Comment 1 Ernie Petrides 2005-08-03 20:38:31 UTC
Most of the log messages above come from ahd_dump_card_state()
in "aic7xxx" SCSI driver.

Comment 2 Tom Coughlan 2005-08-10 14:49:11 UTC
The aic79xx driver is called to process an interrupt. The driver determines it
is a PCI error (in ahd_pci_intr).

ahd_pci_intr prints "PCI error Interrupt", then dumps the state of the HBA.
(This is an extremely verbose output that the driver dumps routinely. It is
useless to anyone other than an aic79xx firmware/hardware expert). Next,
ahd_pci_intr determines that the error type is "Address or Write Phase Parity
Error Detected" and the "pci_status_source" is TARG. As far as I can tell, TARG
is a reference to a SCSI target. This is relevant because you (and the reporter
in bug 140311) do not have any SCSI targets attached.
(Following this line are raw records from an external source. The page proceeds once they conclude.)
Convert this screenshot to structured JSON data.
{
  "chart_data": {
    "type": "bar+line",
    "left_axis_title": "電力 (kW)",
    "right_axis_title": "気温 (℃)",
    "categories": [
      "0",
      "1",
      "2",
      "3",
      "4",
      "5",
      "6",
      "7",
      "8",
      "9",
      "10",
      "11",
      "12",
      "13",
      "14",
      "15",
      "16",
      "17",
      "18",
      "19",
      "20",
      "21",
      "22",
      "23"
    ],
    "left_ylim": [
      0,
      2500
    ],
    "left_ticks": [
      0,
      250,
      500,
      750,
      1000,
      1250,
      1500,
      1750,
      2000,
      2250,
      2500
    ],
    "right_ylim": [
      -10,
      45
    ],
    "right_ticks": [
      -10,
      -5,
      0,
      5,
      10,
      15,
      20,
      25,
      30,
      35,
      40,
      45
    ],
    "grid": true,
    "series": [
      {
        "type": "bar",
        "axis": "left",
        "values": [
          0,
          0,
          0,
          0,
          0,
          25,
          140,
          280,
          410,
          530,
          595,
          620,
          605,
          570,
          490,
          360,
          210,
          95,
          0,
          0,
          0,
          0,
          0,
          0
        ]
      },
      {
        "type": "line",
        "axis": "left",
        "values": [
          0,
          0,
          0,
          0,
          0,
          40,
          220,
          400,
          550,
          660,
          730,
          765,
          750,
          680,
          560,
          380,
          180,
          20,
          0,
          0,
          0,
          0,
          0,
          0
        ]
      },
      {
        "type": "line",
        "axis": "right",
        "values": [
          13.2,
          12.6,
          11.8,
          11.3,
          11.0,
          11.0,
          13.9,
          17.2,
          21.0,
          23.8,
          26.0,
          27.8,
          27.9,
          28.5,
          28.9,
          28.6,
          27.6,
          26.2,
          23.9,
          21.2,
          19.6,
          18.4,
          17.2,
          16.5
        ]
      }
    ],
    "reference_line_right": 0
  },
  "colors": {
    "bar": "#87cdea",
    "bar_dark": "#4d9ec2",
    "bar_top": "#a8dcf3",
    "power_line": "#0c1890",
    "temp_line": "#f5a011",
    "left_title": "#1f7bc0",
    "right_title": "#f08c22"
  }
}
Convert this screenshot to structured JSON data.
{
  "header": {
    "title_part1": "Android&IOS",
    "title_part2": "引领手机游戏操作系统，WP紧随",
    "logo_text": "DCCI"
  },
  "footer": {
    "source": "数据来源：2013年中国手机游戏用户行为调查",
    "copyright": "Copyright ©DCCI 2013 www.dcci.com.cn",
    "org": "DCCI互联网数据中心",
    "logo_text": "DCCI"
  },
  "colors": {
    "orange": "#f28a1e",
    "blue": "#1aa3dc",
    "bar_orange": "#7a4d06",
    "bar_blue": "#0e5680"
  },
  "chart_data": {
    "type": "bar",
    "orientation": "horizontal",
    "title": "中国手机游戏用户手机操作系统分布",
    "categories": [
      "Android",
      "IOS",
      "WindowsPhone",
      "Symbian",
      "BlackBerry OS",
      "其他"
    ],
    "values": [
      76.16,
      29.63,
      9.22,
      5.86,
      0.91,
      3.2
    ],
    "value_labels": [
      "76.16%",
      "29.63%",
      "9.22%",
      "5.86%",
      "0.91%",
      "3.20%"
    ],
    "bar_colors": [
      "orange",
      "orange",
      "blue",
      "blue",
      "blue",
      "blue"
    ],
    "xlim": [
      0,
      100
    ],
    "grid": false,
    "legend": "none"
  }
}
This is apparently just noise caused by the fact that there is no attached SCSI
bus. It would be ideal for us to determine the source of this and stop it, but
as far as I can see, it is not a critical or dangerous situation. 



Comment 3 RHEL Program Management 2007-10-19 18:56:39 UTC
This bug is filed against RHEL 3, which is in maintenance phase.
During the maintenance phase, only security errata and select mission
critical bug fixes will be released for enterprise products. Since
this bug does not meet that criteria, it is now being closed.
 
For more information of the RHEL errata support policy, please visit:
http://www.redhat.com/security/updates/errata/
 
If you feel this bug is indeed mission critical, please contact your
support representative. You may be asked to provide detailed
information on how this bug is affecting you.